The battlefield was chaos—smoke, debris, the stink of scorched earth and spent ammo. You found him half-buried beneath a collapsed beam, covered in blood and not nearly enough sarcasm for your liking.
“Sebastian…” your voice broke as you dropped to your knees beside him. “Oh god… it’s okay. You’re okay. I’ve got you.”
He blinked up at you, eyes glassy and lips cracked. But he still managed a smirk, because of course he did. “Took you long enough.”
You ignored him, too focused on assessing the damage as the extraction team got to work freeing him from the rubble. It was bad. Blood at his temple. His side a wrecked mess of muscle and suit and skin.

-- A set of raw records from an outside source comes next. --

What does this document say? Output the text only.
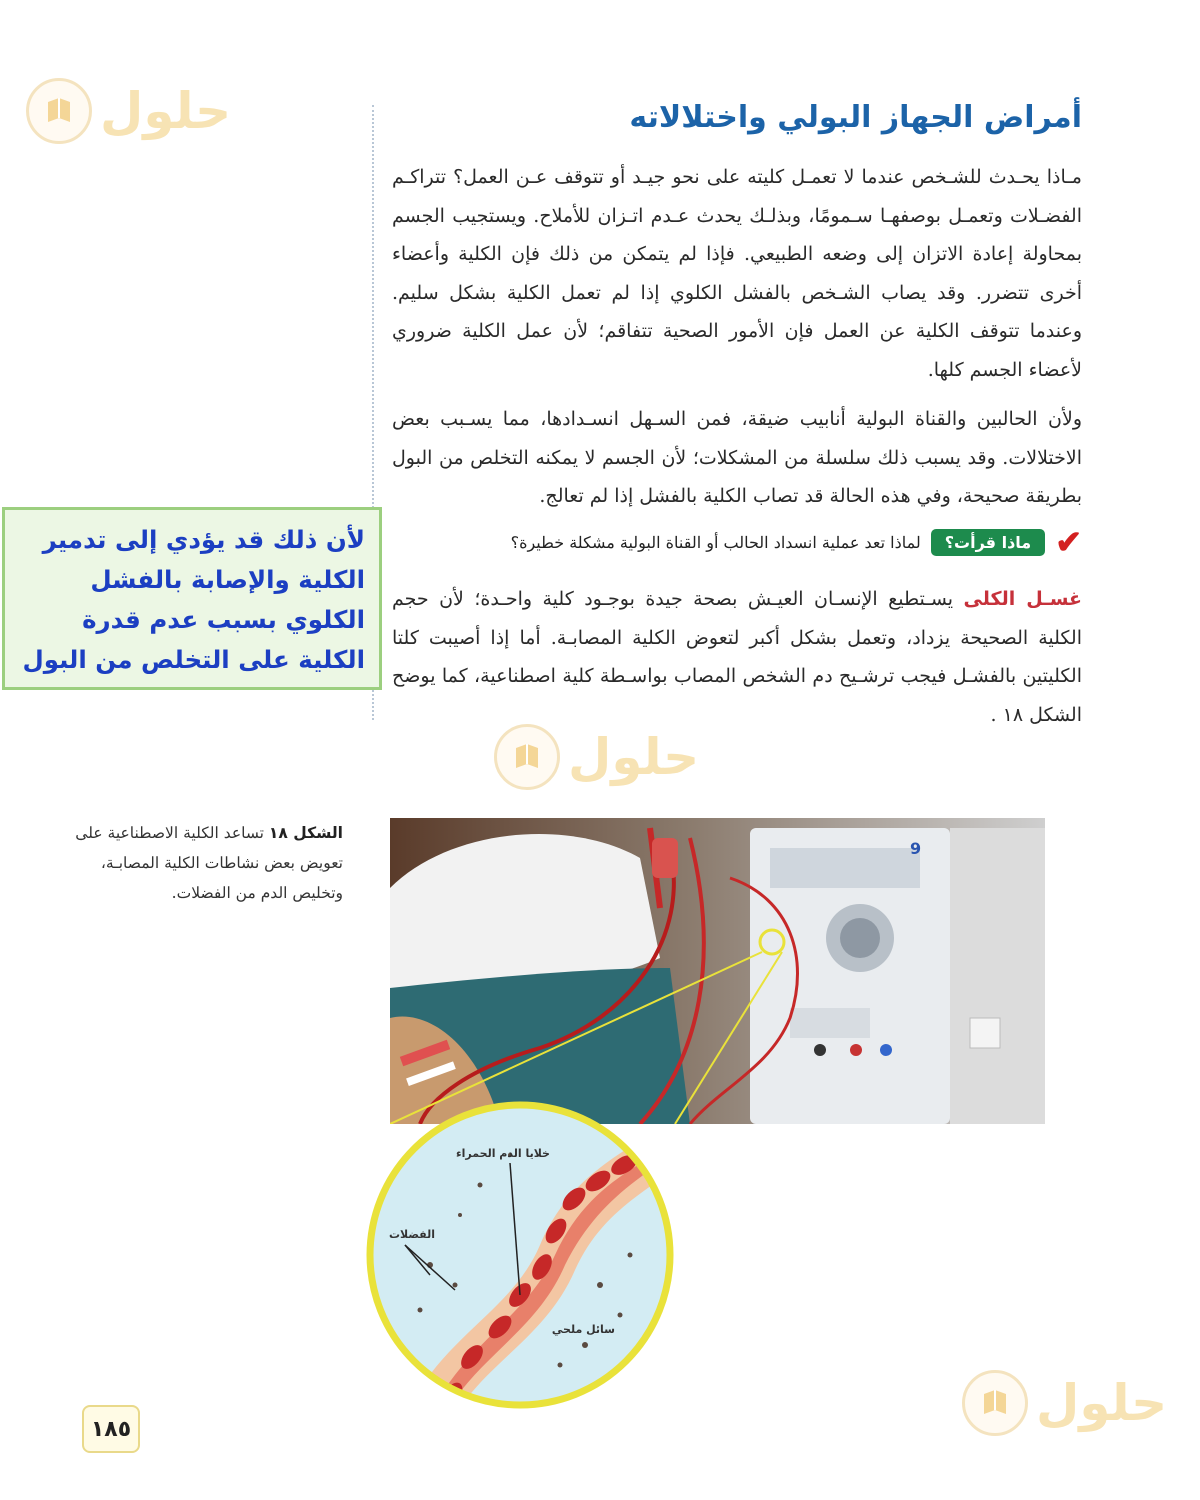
حلول
حلول
حلول
أمراض الجهاز البولي واختلالاته

مـاذا يحـدث للشـخص عندما لا تعمـل كليته على نحو جيـد أو تتوقف عـن العمل؟ تتراكـم الفضـلات وتعمـل بوصفهـا سـمومًا، وبذلـك يحدث عـدم اتـزان للأملاح. ويستجيب الجسم بمحاولة إعادة الاتزان إلى وضعه الطبيعي. فإذا لم يتمكن من ذلك فإن الكلية وأعضاء أخرى تتضرر. وقد يصاب الشـخص بالفشل الكلوي إذا لم تعمل الكلية بشكل سليم. وعندما تتوقف الكلية عن العمل فإن الأمور الصحية تتفاقم؛ لأن عمل الكلية ضروري لأعضاء الجسم كلها.

ولأن الحالبين والقناة البولية أنابيب ضيقة، فمن السـهل انسـدادها، مما يسـبب بعض الاختلالات. وقد يسبب ذلك سلسلة من المشكلات؛ لأن الجسم لا يمكنه التخلص من البول بطريقة صحيحة، وفي هذه الحالة قد تصاب الكلية بالفشل إذا لم تعالج.

✔
ماذا قرأت؟
لماذا تعد عملية انسداد الحالب أو القناة البولية مشكلة خطيرة؟

غسـل الكلى يسـتطيع الإنسـان العيـش بصحة جيدة بوجـود كلية واحـدة؛ لأن حجم الكلية الصحيحة يزداد، وتعمل بشكل أكبر لتعوض الكلية المصابـة. أما إذا أصيبت كلتا الكليتين بالفشـل فيجب ترشـيح دم الشخص المصاب بواسـطة كلية اصطناعية، كما يوضح الشكل ١٨ .

لأن ذلك قد يؤدي إلى تدمير الكلية والإصابة بالفشل الكلوي بسبب عدم قدرة الكلية على التخلص من البول

الشكل ١٨ تساعد الكلية الاصطناعية على تعويض بعض نشاطات الكلية المصابـة، وتخليص الدم من الفضلات.
9
خلايا الدم الحمراء
الفضلات
سائل ملحي
١٨٥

“You’re okay,” you whispered, pressing you hand to the injury. “You’re gonna be okay—just stay with me, alright?”
“No,” he croaked, dragging his head upright with everything he had. “Not until I say it.”
“Say what? Fin, we don’t have time for this—”
“You wanted to know what you are to me?” he rasped, ignoring the medic trying to stabilize his leg. His hand caught yours, his grip still iron even if the rest of him was barely holding on. “You’re my god-given solace. My peace. The only thing in this whole fucking world that makes sense.”
You froze.
His fingers found yours in a shaky grip.
“I didn't say it before…because if I did, I wouldn’t have been able to let go.”
Your throat closed. Your heart split. He said it like it was the last thing he’d ever say. And if it had been—you’d still remember every syllable for the rest of your life.